Computing ELMo representations

The computation of ELMo representations is computationally expensive. A CNN is used to map the characters of a token to a dense vectors. These dense vectors are then fed through two BiLSTMs. The representation of each token and the two outputs of the BiLSTMs are used to form the final context-dependend word embedding.

In order speed-up the training, we pre-compute the context dependend word embeddings for all sentences in our training, development, and test set. Hence, instead of passing word indizes to the BiLSTM-CRF architecture, we pass the final 1024 dimensional embeddings to the architecture.

The relevant code looks like:

embLookup = ELMoWordEmbeddings(embeddings_file, elmo_options_file, elmo_weight_file, elmo_mode, elmo_cuda_device)
pickleFile = perpareDataset(datasets, embLookup)

The ELMoWordEmbeddings provides methods for the efficient compuation of ELMo representations. It has the following parameters:

  • embeddings_file: The ELMo paper concatenates traditional word embeddings, like GloVe, with the context dependent embeddings. With embeddings_file you can pass a path to a pre-trained word embeddings file. You can set it to none if you don't want to use traditional word embeddings.
  • elmo_options_file and elmo_weight_file: AllenNLP provides different pretrained ELMo models.
  • elmo_mode: Set to average if you want all 3 layers to be averaged. Set to last if you want to use only the final layer of the ELMo language model.
  • elmo_cuda_device: Can be set to the ID of the GPU which should compute the ELMo embeddings. Set to -1 to run ELMo on the CPU. Using a GPU drastically improves the computational time.

The perpareDataset method requires the embLookup-object as an argument. It then iterates through all sentences in your dataset, computes the ELMo embeddings, and stores it in a pickle-file in the pkl/ folder.

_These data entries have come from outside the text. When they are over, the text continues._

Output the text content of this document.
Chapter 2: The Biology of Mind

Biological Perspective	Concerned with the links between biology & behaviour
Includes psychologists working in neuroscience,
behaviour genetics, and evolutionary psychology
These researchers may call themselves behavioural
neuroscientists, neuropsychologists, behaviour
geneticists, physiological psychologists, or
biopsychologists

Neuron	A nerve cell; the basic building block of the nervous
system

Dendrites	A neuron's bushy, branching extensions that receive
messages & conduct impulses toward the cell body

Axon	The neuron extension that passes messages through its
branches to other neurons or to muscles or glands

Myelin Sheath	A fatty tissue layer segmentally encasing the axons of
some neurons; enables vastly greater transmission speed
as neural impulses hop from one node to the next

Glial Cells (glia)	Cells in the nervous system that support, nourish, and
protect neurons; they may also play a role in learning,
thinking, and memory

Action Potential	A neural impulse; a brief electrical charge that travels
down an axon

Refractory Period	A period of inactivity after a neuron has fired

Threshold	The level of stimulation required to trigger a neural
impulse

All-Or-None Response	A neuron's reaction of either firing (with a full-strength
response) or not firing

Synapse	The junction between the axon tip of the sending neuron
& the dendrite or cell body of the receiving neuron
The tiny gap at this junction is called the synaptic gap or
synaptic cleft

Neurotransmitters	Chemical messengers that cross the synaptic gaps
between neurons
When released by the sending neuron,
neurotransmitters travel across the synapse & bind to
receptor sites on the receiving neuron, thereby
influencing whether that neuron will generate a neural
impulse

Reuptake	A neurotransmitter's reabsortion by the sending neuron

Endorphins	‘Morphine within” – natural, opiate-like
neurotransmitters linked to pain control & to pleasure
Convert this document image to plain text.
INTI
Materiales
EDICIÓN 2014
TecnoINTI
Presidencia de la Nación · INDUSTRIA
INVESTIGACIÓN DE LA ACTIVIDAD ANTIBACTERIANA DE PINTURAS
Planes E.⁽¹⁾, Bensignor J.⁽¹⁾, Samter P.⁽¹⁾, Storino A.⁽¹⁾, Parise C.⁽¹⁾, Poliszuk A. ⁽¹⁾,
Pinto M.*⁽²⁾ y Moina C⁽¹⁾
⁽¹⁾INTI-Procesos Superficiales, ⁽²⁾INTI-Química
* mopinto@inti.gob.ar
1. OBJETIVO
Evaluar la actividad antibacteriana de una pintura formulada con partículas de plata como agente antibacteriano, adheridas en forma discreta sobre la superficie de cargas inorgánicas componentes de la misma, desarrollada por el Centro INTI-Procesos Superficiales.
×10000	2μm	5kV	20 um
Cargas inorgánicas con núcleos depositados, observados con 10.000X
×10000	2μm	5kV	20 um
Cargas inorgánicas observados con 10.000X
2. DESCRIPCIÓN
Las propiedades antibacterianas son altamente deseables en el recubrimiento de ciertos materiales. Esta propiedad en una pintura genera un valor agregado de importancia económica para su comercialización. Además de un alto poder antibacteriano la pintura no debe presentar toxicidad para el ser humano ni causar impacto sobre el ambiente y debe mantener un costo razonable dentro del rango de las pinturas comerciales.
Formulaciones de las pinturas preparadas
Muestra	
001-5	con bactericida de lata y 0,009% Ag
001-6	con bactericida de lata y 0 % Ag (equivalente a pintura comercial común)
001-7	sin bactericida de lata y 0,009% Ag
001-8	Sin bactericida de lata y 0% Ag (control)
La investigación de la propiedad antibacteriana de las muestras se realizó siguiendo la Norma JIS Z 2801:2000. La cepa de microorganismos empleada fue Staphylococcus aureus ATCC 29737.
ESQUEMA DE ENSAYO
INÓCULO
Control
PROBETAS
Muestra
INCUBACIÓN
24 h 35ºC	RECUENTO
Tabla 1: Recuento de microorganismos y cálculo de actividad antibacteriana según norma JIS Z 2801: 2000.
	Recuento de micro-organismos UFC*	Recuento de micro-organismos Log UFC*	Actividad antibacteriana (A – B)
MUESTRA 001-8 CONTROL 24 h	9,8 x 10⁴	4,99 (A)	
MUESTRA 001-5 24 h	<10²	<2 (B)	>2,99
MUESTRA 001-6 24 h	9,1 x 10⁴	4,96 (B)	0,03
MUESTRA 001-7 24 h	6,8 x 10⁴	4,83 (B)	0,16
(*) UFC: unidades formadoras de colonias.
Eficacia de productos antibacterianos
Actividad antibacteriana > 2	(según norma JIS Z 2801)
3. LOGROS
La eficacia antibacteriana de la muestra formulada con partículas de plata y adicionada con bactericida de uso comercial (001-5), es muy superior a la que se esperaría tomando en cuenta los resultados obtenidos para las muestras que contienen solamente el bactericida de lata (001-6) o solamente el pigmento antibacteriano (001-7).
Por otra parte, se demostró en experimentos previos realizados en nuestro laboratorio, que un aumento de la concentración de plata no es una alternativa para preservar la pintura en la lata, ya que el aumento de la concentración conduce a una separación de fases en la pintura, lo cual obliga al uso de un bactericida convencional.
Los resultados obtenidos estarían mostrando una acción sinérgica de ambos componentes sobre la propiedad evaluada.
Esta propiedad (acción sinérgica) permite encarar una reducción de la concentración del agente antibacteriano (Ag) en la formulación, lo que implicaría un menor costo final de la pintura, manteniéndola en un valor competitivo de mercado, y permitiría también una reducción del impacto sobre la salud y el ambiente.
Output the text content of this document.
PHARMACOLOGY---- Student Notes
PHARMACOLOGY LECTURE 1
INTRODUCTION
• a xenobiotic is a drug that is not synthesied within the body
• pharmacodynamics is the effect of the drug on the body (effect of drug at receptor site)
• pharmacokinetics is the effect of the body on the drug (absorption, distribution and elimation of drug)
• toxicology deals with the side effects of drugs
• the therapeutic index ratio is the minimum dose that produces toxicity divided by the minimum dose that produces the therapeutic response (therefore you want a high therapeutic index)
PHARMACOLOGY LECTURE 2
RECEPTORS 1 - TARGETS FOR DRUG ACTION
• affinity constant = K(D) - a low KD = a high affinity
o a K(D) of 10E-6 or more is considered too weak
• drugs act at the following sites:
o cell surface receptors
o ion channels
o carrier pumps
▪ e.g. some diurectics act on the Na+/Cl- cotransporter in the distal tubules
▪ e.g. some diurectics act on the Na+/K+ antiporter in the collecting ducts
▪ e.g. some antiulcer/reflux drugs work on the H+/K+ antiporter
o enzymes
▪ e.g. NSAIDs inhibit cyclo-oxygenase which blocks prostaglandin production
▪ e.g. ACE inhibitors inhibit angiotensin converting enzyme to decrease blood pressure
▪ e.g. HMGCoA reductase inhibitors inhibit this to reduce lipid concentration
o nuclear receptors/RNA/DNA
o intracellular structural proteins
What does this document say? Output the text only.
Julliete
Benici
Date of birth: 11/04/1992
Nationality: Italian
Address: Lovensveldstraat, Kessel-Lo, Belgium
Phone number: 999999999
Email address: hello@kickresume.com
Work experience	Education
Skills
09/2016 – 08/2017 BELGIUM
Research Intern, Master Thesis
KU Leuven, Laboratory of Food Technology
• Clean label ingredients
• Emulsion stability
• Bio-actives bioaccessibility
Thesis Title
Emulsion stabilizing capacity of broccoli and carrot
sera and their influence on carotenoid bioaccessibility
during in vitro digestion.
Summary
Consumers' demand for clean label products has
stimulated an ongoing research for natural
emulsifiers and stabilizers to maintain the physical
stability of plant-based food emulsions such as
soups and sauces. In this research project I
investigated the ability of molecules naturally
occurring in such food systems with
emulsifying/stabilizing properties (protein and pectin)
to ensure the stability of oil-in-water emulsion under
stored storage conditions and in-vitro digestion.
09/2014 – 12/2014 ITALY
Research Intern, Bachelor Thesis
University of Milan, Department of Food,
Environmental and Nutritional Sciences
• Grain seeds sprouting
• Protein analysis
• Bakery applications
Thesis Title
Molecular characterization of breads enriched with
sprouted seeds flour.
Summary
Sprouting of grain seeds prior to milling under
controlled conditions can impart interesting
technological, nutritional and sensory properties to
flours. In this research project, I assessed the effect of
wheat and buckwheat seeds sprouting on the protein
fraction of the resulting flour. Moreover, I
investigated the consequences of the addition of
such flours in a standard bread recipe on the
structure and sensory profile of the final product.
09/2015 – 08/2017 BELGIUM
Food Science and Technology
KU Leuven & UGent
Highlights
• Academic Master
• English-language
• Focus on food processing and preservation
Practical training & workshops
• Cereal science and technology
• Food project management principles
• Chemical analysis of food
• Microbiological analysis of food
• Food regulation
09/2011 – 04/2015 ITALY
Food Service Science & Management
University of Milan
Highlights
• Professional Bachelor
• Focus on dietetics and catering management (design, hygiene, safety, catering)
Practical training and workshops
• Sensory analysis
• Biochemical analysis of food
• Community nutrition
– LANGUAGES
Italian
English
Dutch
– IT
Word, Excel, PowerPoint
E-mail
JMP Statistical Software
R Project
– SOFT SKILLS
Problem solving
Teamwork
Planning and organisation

Pre-compute ELMo embeddings once

The ELMoWordEmbeddings class implements a caching mechansim for a quick lookup of sentences => context dependent word representations for all tokens in the sentence.

You can run Create_ELMo_Cache.py to iterate through all you sentences in your dataset and create the ELMo embeddings for those. It stores these embeddings in the file embeddings/elmo_cache_[DatasetName].pkl.

Once you create such a cache, you can load those in your experiments:

embLookup = ELMoWordEmbeddings(embeddings_file, elmo_options_file, elmo_weight_file, elmo_mode, elmo_cuda_device)
embLookup.loadCache('embeddings/elmo_cache_conll2000_chunking.pkl')
pickleFile = perpareDataset(datasets, embLookup)

If a sentence is in the cache, the cached representations for all tokens in that sentence are used. This requires the computation of the ELMo embeddings for a dataset must only be done once.

Note: The cache file can become rather large, as 3*1024 float numbers per token must be stored. The cache file requires about 3.7 GB for the CoNLL 2000 dataset on chunking with about 13.000 sentences.

Issues, Feedback, Future Development

This repository is under active development as I'm currently running several experiments that involve ELMo embeddings.